Leo Riot (born December 3, 1984) is an American professional vert skater and technology entrepreneur known for constructing a full-scale backyard vert ramp in North Carolina and for competing internationally, including at X Games Shanghai 2014. Riot began skating in 1996 and turned professional in 2006.

== Early life ==
Riot was born in Miami, Florida, and began skating at age twelve in 1996.

== Backyard vert ramp ==
In 2009, Riot began building a backyard vert ramp after noting the nearest vertical facility was a two-hour drive away. The project took about nine months and resulted in a ramp approximately 13.5 feet high and 40 feet wide, comparable to X Games dimensions. The Enquirer-Journal covered the build and local response, describing the ramp's quality and the small community that formed around sessions at Riot's home.

== Competitive career ==
Riot turned professional in 2006 and competed in national and international vert events. He represented the United States in vert at X Games Shanghai 2014.
- 2005: 5th – ASA World Championships, Sacramento, California (Vert).
- 2004: 1st – Brian Piccolo Skatepark, Cooper City, Florida (Vert).

== Style and tricks ==
Riot is noted for advanced vert tricks including the fakie 1080 and flatspin 540.
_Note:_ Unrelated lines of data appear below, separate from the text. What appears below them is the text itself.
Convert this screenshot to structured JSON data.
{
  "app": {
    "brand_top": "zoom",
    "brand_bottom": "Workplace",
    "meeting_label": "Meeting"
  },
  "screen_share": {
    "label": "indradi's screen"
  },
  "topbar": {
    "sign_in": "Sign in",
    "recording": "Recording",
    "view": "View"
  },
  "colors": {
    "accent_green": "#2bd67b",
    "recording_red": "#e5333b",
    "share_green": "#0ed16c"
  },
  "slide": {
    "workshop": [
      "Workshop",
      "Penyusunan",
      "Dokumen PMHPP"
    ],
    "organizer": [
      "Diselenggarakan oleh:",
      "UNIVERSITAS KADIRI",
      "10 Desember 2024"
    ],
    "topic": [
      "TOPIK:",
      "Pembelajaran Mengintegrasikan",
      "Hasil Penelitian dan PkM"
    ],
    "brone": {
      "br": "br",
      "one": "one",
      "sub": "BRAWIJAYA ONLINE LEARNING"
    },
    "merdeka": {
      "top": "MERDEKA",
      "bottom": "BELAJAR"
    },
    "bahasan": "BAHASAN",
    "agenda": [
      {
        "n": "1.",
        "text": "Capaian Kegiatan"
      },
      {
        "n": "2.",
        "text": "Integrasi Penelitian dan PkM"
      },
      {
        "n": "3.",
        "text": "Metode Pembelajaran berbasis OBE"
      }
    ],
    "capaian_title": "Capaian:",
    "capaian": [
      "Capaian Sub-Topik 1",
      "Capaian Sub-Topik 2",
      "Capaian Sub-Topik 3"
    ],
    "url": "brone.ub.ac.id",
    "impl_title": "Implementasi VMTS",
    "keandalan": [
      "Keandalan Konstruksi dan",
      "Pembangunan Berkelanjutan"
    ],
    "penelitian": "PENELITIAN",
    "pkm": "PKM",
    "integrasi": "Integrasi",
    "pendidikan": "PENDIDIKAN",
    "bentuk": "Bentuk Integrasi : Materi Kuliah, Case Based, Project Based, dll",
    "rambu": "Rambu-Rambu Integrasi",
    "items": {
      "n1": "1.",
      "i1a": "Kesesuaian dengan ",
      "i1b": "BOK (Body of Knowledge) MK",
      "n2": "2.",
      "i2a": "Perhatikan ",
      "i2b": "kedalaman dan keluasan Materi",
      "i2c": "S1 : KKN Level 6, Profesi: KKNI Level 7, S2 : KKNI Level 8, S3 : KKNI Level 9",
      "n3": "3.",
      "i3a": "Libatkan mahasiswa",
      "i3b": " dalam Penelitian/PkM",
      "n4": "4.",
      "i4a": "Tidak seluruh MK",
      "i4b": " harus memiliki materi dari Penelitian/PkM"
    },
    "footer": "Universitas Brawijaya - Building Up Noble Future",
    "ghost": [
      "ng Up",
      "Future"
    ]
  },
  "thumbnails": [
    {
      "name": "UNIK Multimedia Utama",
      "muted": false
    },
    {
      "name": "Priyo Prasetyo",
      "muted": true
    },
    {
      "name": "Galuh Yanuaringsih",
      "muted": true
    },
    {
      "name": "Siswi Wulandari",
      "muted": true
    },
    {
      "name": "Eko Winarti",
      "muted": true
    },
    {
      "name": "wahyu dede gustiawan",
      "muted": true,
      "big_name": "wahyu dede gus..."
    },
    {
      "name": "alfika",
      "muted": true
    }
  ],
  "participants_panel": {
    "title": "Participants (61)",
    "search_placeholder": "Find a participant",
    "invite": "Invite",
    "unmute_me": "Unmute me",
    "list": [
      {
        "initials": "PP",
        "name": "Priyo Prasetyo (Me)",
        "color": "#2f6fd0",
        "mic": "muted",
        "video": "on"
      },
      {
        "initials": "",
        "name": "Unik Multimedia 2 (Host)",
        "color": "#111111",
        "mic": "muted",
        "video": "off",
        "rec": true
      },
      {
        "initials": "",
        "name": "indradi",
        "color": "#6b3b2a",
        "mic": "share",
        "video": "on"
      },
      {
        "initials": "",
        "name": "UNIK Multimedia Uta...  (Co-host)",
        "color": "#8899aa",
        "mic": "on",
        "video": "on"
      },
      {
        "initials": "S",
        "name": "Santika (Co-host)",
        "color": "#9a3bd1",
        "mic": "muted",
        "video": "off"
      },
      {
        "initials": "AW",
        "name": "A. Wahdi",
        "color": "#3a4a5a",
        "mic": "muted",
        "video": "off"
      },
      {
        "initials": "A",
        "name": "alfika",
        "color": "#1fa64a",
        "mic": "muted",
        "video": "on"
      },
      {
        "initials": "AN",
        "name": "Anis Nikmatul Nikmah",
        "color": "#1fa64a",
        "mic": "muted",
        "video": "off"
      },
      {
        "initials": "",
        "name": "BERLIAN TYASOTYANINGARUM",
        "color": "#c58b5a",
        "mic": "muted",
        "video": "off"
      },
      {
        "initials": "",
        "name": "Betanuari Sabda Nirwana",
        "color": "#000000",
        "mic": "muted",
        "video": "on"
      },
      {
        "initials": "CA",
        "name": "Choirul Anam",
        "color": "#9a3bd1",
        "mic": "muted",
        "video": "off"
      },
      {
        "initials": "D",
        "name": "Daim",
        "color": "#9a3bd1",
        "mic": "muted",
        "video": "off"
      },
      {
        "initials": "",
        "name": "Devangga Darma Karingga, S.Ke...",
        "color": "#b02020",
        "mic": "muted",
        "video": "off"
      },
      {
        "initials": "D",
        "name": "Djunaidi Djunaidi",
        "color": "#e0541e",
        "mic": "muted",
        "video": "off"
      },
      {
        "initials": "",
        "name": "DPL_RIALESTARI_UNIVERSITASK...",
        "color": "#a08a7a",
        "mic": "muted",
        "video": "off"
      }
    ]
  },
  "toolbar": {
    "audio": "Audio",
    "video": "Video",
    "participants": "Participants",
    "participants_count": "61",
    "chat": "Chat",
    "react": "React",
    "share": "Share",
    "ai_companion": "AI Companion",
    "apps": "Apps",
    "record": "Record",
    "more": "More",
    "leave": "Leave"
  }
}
== Technology and entrepreneurship ==
Outside of skating, Riot is a software engineer and entrepreneur. He began programming in 1998 and was instrumental in developing the software licensed by one of the largest futures funding companies, contributing to over half a billion dollars in revenue within three years.
He currently serves as CTO of Day Traders, where he oversees technological innovation, software architecture, and operational efficiency.